The chief sources of information on the life of St. Joseph are the first chapters of the gospels of Matthew and Luke; they are practically also the only reliable sources. Joseph (Hebrew יוֹסֵף, Yosef; Greek: Ἰωσήφ, Ioseph) is a figure in the Gospels, the husband of Mary, and is venerated Saint Joseph.

Feast Days: March 19 and May 1 - St Joseph the Worker.

The Bible pays Joseph the highest compliment: he was a “just” man. The quality meant a lot more than faithfulness in paying debts. By saying Joseph was “just,” the Bible means that he was one who was completely open to all that God wanted to do for him. He became holy by opening himself totally to God. When the Bible speaks of God “justifying” someone, it means that God, the all-holy or “righteous” One, so transforms a person that the individual shares somehow in God’s own holiness.

When Mary came to be with child, his confusion and resolve to "put her away privately" in order to spare her any public humiliation were done away with when an angel of the Lord visited him in a dream and explained things to him:

Matthew 1:20-24
But while he thought on these things, behold the angel of the Lord appeared to him in his sleep, saying: Joseph, son of David, fear not to take unto thee Mary thy wife, for that which is conceived in her, is of the Holy Ghost. And she shall bring forth a son: and thou shalt call his name JESUS. For he shall save his people from their sins. Now all this was done that it might be fulfilled which the Lord spoke by the prophet, saying: Behold a virgin shall be with child, and bring forth a son, and they shall call his name Emmanuel, which being interpreted is, God with us. And Joseph rising up from sleep, did as the angel of the Lord had commanded him, and took unto him his wife.

After Jesus was born, an angel again appeared to St. Joseph and told him to take the Holy Family away in order to escape the wrath of Herod.

Matthew 2:13-15
And after they were departed, behold an angel of the Lord appeared in sleep to Joseph, saying: Arise, and take the child and his mother, and fly into Egypt: and be there until I shall tell thee. For it will come to pass that Herod will seek the child to destroy him. Who arose, and took the child and his mother by night, and retired into Egypt: and he was there until the death of Herod: That it might be fulfilled which the Lord spoke by the prophet, saying: Out of Egypt have I called my son.

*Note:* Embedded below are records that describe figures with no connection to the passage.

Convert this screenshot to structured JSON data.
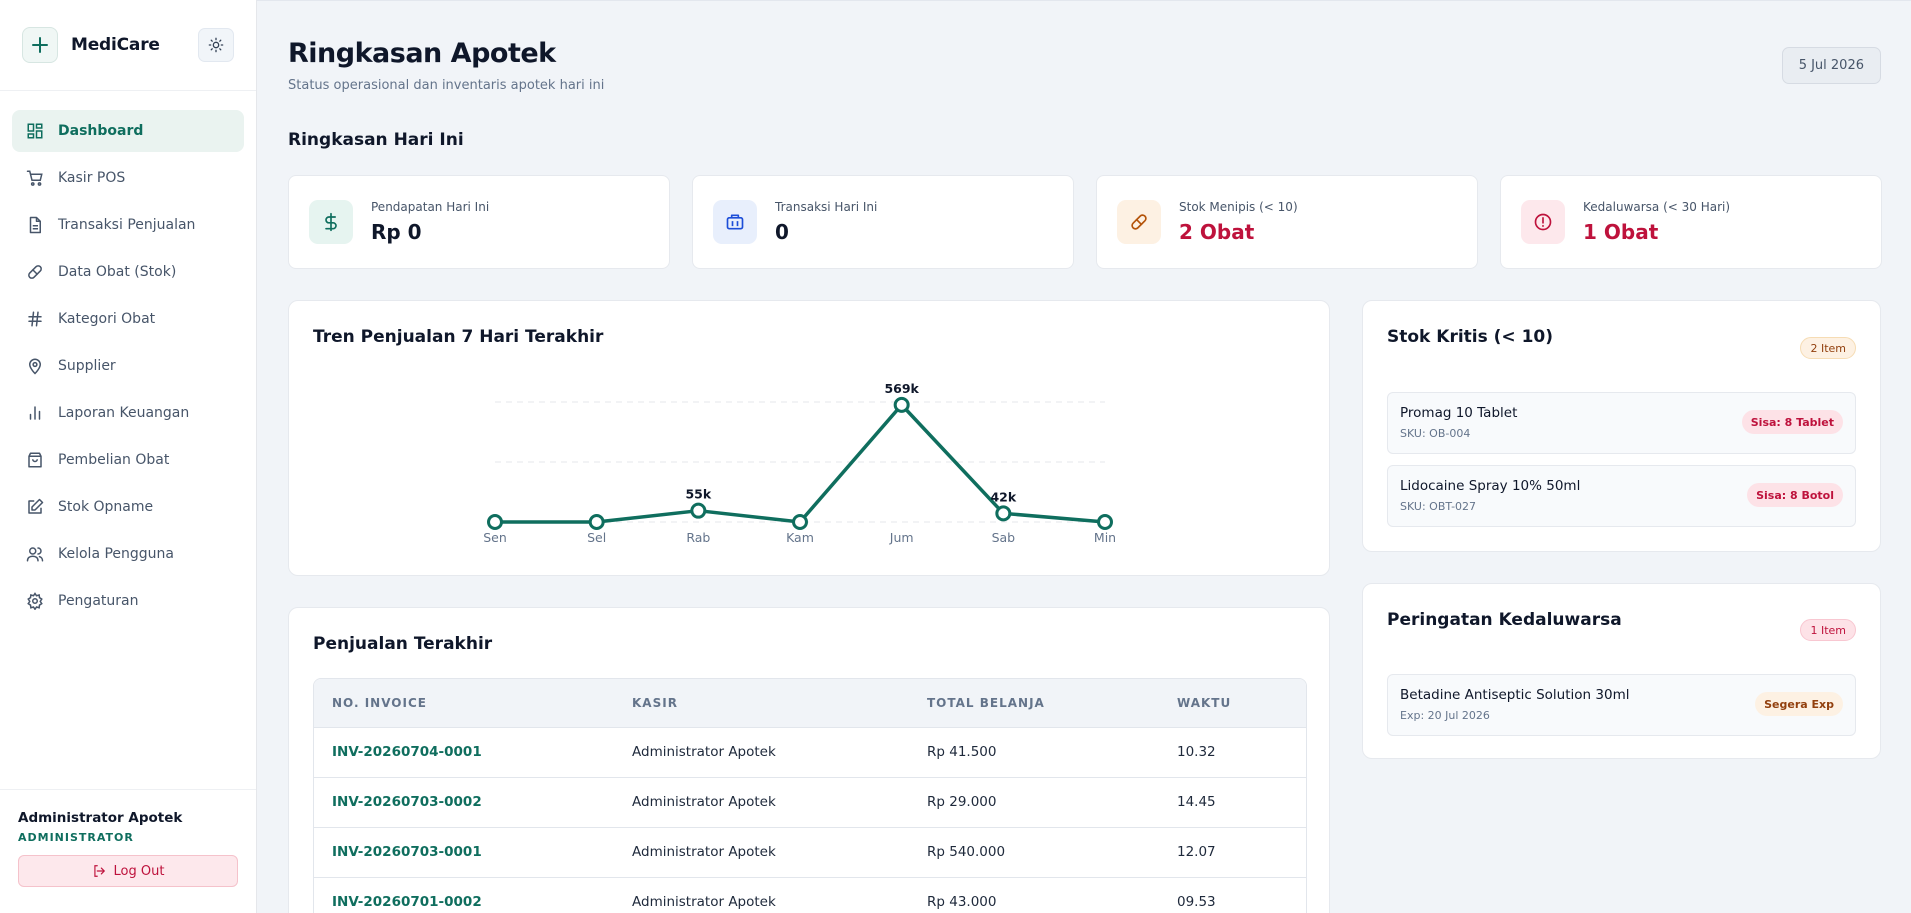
{
  "brand": {
    "name": "MediCare"
  },
  "nav": [
    {
      "label": "Dashboard",
      "icon": "dashboard-icon",
      "active": true
    },
    {
      "label": "Kasir POS",
      "icon": "cart-icon"
    },
    {
      "label": "Transaksi Penjualan",
      "icon": "document-icon"
    },
    {
      "label": "Data Obat (Stok)",
      "icon": "pill-icon"
    },
    {
      "label": "Kategori Obat",
      "icon": "hash-icon"
    },
    {
      "label": "Supplier",
      "icon": "location-icon"
    },
    {
      "label": "Laporan Keuangan",
      "icon": "bar-chart-icon"
    },
    {
      "label": "Pembelian Obat",
      "icon": "shopping-bag-icon"
    },
    {
      "label": "Stok Opname",
      "icon": "edit-icon"
    },
    {
      "label": "Kelola Pengguna",
      "icon": "users-icon"
    },
    {
      "label": "Pengaturan",
      "icon": "gear-icon"
    }
  ],
  "user": {
    "name": "Administrator Apotek",
    "role": "ADMINISTRATOR",
    "logout_label": "Log Out"
  },
  "header": {
    "title": "Ringkasan Apotek",
    "subtitle": "Status operasional dan inventaris apotek hari ini",
    "date": "5 Jul 2026"
  },
  "summary": {
    "title": "Ringkasan Hari Ini",
    "stats": [
      {
        "label": "Pendapatan Hari Ini",
        "value": "Rp 0",
        "icon": "dollar-icon",
        "color": "#0f6e5e"
      },
      {
        "label": "Transaksi Hari Ini",
        "value": "0",
        "icon": "briefcase-icon",
        "color": "#1d4ed8"
      },
      {
        "label": "Stok Menipis (< 10)",
        "value": "2 Obat",
        "icon": "pill-icon",
        "color": "#be123c"
      },
      {
        "label": "Kedaluwarsa (< 30 Hari)",
        "value": "1 Obat",
        "icon": "alert-icon",
        "color": "#be123c"
      }
    ]
  },
  "chart": {
    "title": "Tren Penjualan 7 Hari Terakhir"
  },
  "chart_data": {
    "type": "line",
    "categories": [
      "Sen",
      "Sel",
      "Rab",
      "Kam",
      "Jum",
      "Sab",
      "Min"
    ],
    "values": [
      0,
      0,
      55000,
      0,
      569000,
      42000,
      0
    ],
    "data_labels": [
      "",
      "",
      "55k",
      "",
      "569k",
      "42k",
      ""
    ],
    "ylim": [
      0,
      600000
    ],
    "grid": true,
    "color": "#0f6e5e"
  },
  "critical_stock": {
    "title": "Stok Kritis (< 10)",
    "badge": "2 Item",
    "items": [
      {
        "name": "Promag 10 Tablet",
        "sku": "SKU: OB-004",
        "remaining": "Sisa: 8 Tablet"
      },
      {
        "name": "Lidocaine Spray 10% 50ml",
        "sku": "SKU: OBT-027",
        "remaining": "Sisa: 8 Botol"
      }
    ]
  },
  "expiry": {
    "title": "Peringatan Kedaluwarsa",
    "badge": "1 Item",
    "items": [
      {
        "name": "Betadine Antiseptic Solution 30ml",
        "exp": "Exp: 20 Jul 2026",
        "status": "Segera Exp"
      }
    ]
  },
  "sales": {
    "title": "Penjualan Terakhir",
    "columns": [
      "NO. INVOICE",
      "KASIR",
      "TOTAL BELANJA",
      "WAKTU"
    ],
    "rows": [
      [
        "INV-20260704-0001",
        "Administrator Apotek",
        "Rp 41.500",
        "10.32"
      ],
      [
        "INV-20260703-0002",
        "Administrator Apotek",
        "Rp 29.000",
        "14.45"
      ],
      [
        "INV-20260703-0001",
        "Administrator Apotek",
        "Rp 540.000",
        "12.07"
      ],
      [
        "INV-20260701-0002",
        "Administrator Apotek",
        "Rp 43.000",
        "09.53"
      ]
    ]
  }
}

After time in Egypt, an angel came twice more to St. Joseph:

Matthew 2:19-23
But when Herod was dead, behold an angel of the Lord appeared in sleep to Joseph in Egypt, Saying: Arise, and take the child and his mother, and go into the land of Israel. For they are dead that sought the life of the child. Who arose, and took the child and his mother, and came into the land of Israel. But hearing that Archelaus reigned in Judea in the room of Herod his father, he was afraid to go thither: and being warned in sleep retired into the quarters of Galilee. And coming he dwelt in a city called Nazareth: that it might be fulfilled which was said by prophets: That he shall be called a Nazarene.

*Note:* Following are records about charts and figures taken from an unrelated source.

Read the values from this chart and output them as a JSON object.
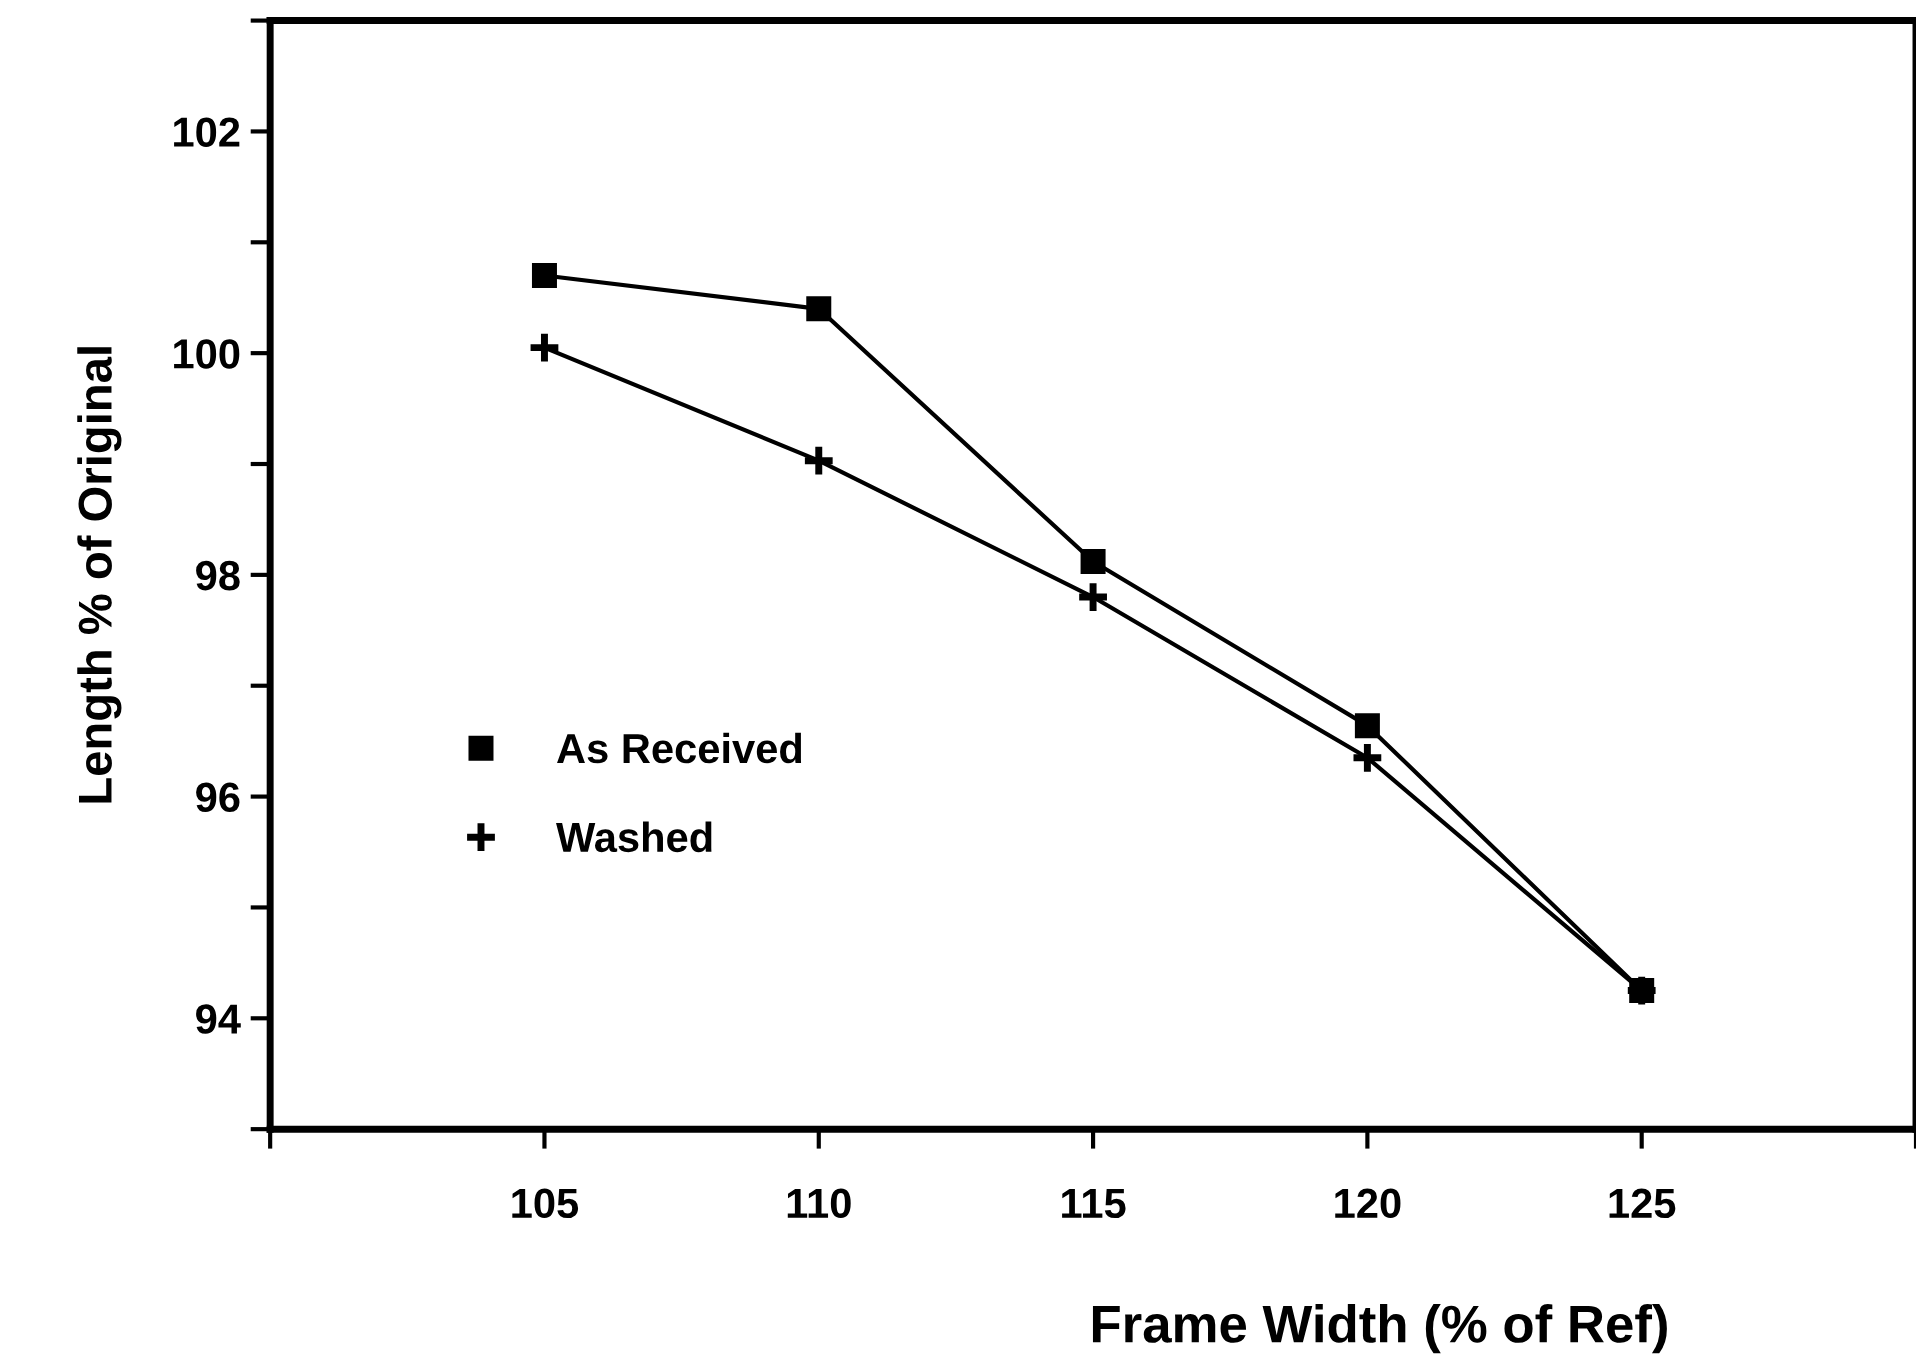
{
  "chart_data": {
    "type": "line",
    "xlabel": "Frame Width (% of Ref)",
    "ylabel": "Length % of Original",
    "x": [
      105,
      110,
      115,
      120,
      125
    ],
    "series": [
      {
        "name": "As Received",
        "color": "#000000",
        "marker": "square",
        "values": [
          100.7,
          100.4,
          98.12,
          96.64,
          94.25
        ]
      },
      {
        "name": "Washed",
        "color": "#000000",
        "marker": "cross",
        "values": [
          100.05,
          99.03,
          97.8,
          96.35,
          94.25
        ]
      }
    ],
    "xlim": [
      100,
      130
    ],
    "xticks": [
      {
        "value": 100,
        "label": null
      },
      105,
      110,
      115,
      120,
      125,
      {
        "value": 130,
        "label": null
      }
    ],
    "ylim": [
      93,
      103
    ],
    "yticks": [
      {
        "value": 93,
        "label": null
      },
      94,
      {
        "value": 95,
        "label": null
      },
      96,
      {
        "value": 97,
        "label": null
      },
      98,
      {
        "value": 99,
        "label": null
      },
      100,
      {
        "value": 101,
        "label": null
      },
      102,
      {
        "value": 103,
        "label": null
      }
    ],
    "grid": false,
    "legend": "left",
    "line_style": "solid"
  }
}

The next -- and last -- time we hear of St. Joseph in Sacred Scripture is when Jesus was "lost" in the Temple:

Luke 2:42-52
And when he was twelve years old, they going up into Jerusalem, according to the custom of the feast, And having fulfilled the days, when they returned, the child Jesus remained in Jerusalem; and his parents knew it not. And thinking that he was in the company, they came a day's journey, and sought him among their kinsfolks and acquaintance. And not finding him, they returned into Jerusalem, seeking him. And it came to pass, that, after three days, they found him in the temple, sitting in the midst of the doctors, hearing them, and asking them questions. And all that heard him were astonished at his wisdom and his answers. And seeing him, they wondered. And his mother said to him: Son, why hast thou done so to us? behold thy father and I have sought thee sorrowing. And he said to them: How is it that you sought me? did you not know, that I must be about my father's business? And they understood not the word that he spoke unto them. And he went down with them, and came to Nazareth, and was subject to them. And his mother kept all these words in her heart. And Jesus advanced in wisdom, and age, and grace with God and men.

Tradition tells us that he had the great honor to have died in the presence of Our Lady and his Son, which fact makes him the patron of a holy death. Because during his life he was given the great responsibility of caring for and protecting the Virgin -- who is the Mother of all Israel -- and her Son, St. Joseph is considered the patron and protector of the entire Church.

St. Joseph is symbolized by carpenters' tools and the lily, and is usually represented in art holding the Baby Jesus. He is the patron of the Church, the dying, a holy death (because it is believed he died in the company of Our Lord and Lady), happy family life, married people, carpenters, workers, and the fight against Communism.